Il mental coach: «È sereno»
Berrettini proverà a rimettere in carreggiata il suo 2023 a Miami, nel secondo Master 1000 americano, l’ultimo prima del ritorno sul rosso in Europa. Per non restare fermo troppo a lungo ha accettato una wild card al challenger di Phoenix, in Arizona: sarà la testa di serie numero uno del torneo iniziato oggi. Cos’altro resta da tentare per rimettere in moto un motore dalla cilindrata importante, ma ingolfato? La mozione degli affetti, innanzitutto, nella stagione più difficile. Melissa Satta, conosciuta sotto Natale (la soubrette aveva presentato il galà delle Atp Finals a Torino ed è da un circolo ristretto di conoscenze in comune che è scaturito il contatto) e presentata a mamma Claudia nei giorni milanesi del gossip e della festa di compleanno di lei, 37 anni contro 26, ma la differenza d’età è annullata dalla maturità di Berrettini («Ragionava da grande già a 14 anni» conferma coach Santopadre, che l’ha incontrato ragazzino); e Jacopo Berrettini, a cui Matteo è legatissimo (ha tatuata la sua data di nascita), finalmente libero da infortuni e capace di qualificarsi per la prima volta al tabellone di un torneo Atp in Messico, dove ha giocato anche il doppio con il fratello.

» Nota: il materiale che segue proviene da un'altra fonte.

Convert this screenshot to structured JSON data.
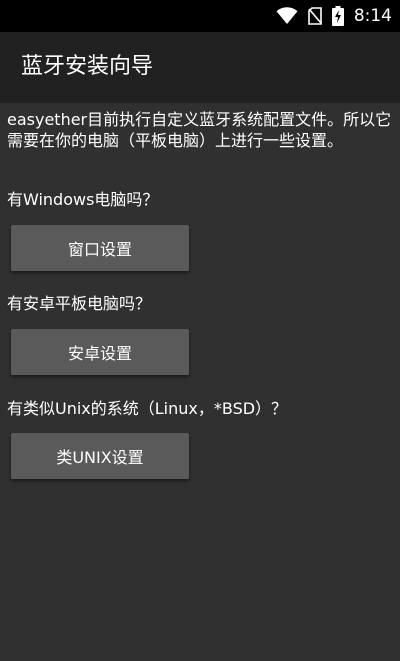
{
  "status_bar": {
    "time": "8:14",
    "icons": [
      "wifi-icon",
      "no-sim-icon",
      "battery-charging-icon"
    ]
  },
  "app_bar": {
    "title": "蓝牙安装向导"
  },
  "content": {
    "intro": "easyether目前执行自定义蓝牙系统配置文件。所以它需要在你的电脑（平板电脑）上进行一些设置。",
    "sections": [
      {
        "question": "有Windows电脑吗？",
        "button_label": "窗口设置"
      },
      {
        "question": "有安卓平板电脑吗？",
        "button_label": "安卓设置"
      },
      {
        "question": "有类似Unix的系统（Linux，*BSD）？",
        "button_label": "类UNIX设置"
      }
    ]
  },
  "colors": {
    "status_bar_bg": "#000000",
    "app_bar_bg": "#212121",
    "content_bg": "#303030",
    "button_bg": "#5a5a5a",
    "text": "#ffffff"
  }
}
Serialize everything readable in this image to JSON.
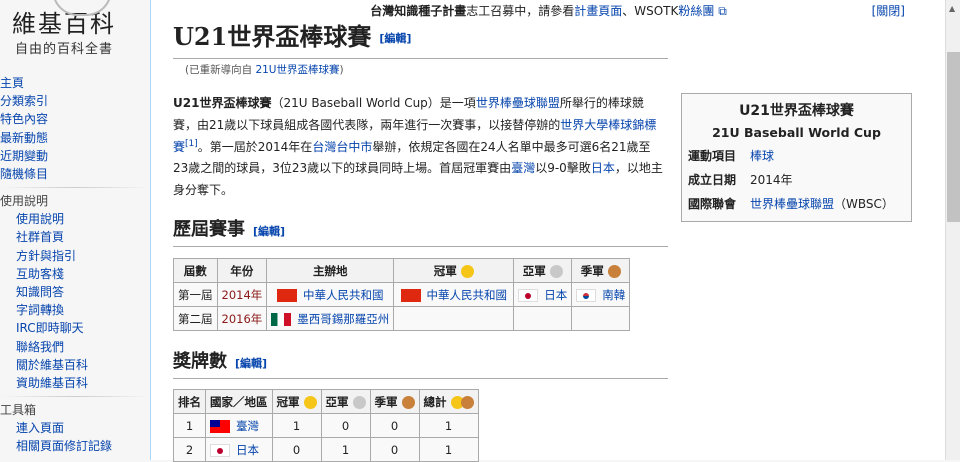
{
  "logo": {
    "title": "維基百科",
    "subtitle": "自由的百科全書"
  },
  "sidebar": {
    "main": [
      "主頁",
      "分類索引",
      "特色內容",
      "最新動態",
      "近期變動",
      "隨機條目"
    ],
    "help_heading": "使用說明",
    "help": [
      "使用說明",
      "社群首頁",
      "方針與指引",
      "互助客棧",
      "知識問答",
      "字詞轉換",
      "IRC即時聊天",
      "聯絡我們",
      "關於維基百科",
      "資助維基百科"
    ],
    "tools_heading": "工具箱",
    "tools": [
      "連入頁面",
      "相關頁面修訂記錄"
    ]
  },
  "notice": {
    "bold": "台灣知識種子計畫",
    "text": "志工召募中，請參看",
    "link1": "計畫頁面",
    "sep": "、WSOTK",
    "link2": "粉絲團",
    "close": "[關閉]"
  },
  "page": {
    "title": "U21世界盃棒球賽",
    "edit": "[編輯]",
    "redirect_prefix": "(已重新導向自 ",
    "redirect_link": "21U世界盃棒球賽",
    "redirect_suffix": ")"
  },
  "lead": {
    "p1_bold": "U21世界盃棒球賽",
    "p2": "（21U Baseball World Cup）是一項",
    "l1": "世界棒壘球聯盟",
    "p3": "所舉行的棒球競賽，由21歲以下球員組成各國代表隊，兩年進行一次賽事，以接替停辦的",
    "l2": "世界大學棒球錦標賽",
    "ref": "[1]",
    "p4": "。第一屆於2014年在",
    "l3": "台灣",
    "l4": "台中市",
    "p5": "舉辦，依規定各國在24人名單中最多可選6名21歲至23歲之間的球員，3位23歲以下的球員同時上場。首屆冠軍賽由",
    "l5": "臺灣",
    "p6": "以9-0擊敗",
    "l6": "日本",
    "p7": "，以地主身分奪下。"
  },
  "infobox": {
    "title": "U21世界盃棒球賽",
    "subtitle": "21U Baseball World Cup",
    "rows": [
      {
        "k": "運動項目",
        "v": "棒球"
      },
      {
        "k": "成立日期",
        "v": "2014年"
      },
      {
        "k": "國際聯會",
        "v": "世界棒壘球聯盟",
        "extra": "（WBSC）"
      }
    ]
  },
  "history": {
    "heading": "歷屆賽事",
    "edit": "[編輯]",
    "headers": [
      "屆數",
      "年份",
      "主辦地",
      "冠軍",
      "亞軍",
      "季軍"
    ],
    "rows": [
      [
        "第一屆",
        "2014年",
        "中華人民共和國",
        "中華人民共和國",
        "日本",
        "南韓"
      ],
      [
        "第二屆",
        "2016年",
        "墨西哥錫那羅亞州",
        "",
        "",
        ""
      ]
    ]
  },
  "medals": {
    "heading": "獎牌數",
    "edit": "[編輯]",
    "headers": [
      "排名",
      "國家／地區",
      "冠軍",
      "亞軍",
      "季軍",
      "總計"
    ],
    "rows": [
      [
        "1",
        "臺灣",
        "1",
        "0",
        "0",
        "1"
      ],
      [
        "2",
        "日本",
        "0",
        "1",
        "0",
        "1"
      ]
    ]
  }
}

«La buona notizia dal mio punto di vista — spiega Stefano Massari, storico mental coach di Berrettini —, è che dopo l’Australia Matteo abbia voluto prendere tempo per se stesso, per la sua vita di giovane uomo. Quando pensa un po’ a sé, a me piace. C’è una nuova relazione, che implica una nuova visibilità. Matteo è un ragazzo integro, un fedele: a me interessa che stia bene dentro, che sia felice. Mi fido di lui: l’ho sentito sereno. Penso che la relazione lo stabilizzerà e che il suo benessere si trasferirà anche in campo. Uno stato d’animo buono depone a favore di buoni risultati».
Nello sforzo titanico di rimontare il ranking, Matteo insomma è in buona compagnia. Si era abituato, e ci aveva abituati bene, Berrettini, top 10 da fine 2019 grazie a un salto di qualità impressionante, titolare alla Atp Finals a Londra, finalista a Wimbledon 2021, capace di barcamenarsi in classifica anche l’anno scorso tra infortuni e positività al Covid. Obbligatorio pensare positivo, far leva sulle belle emozioni del privato per imprimere un’energia nuova anche al tennis. Melissa conferma al circolo delle amiche: «Matteo mi ha restituito il sorriso». Quando nasce un amore, non è mai troppo tardi.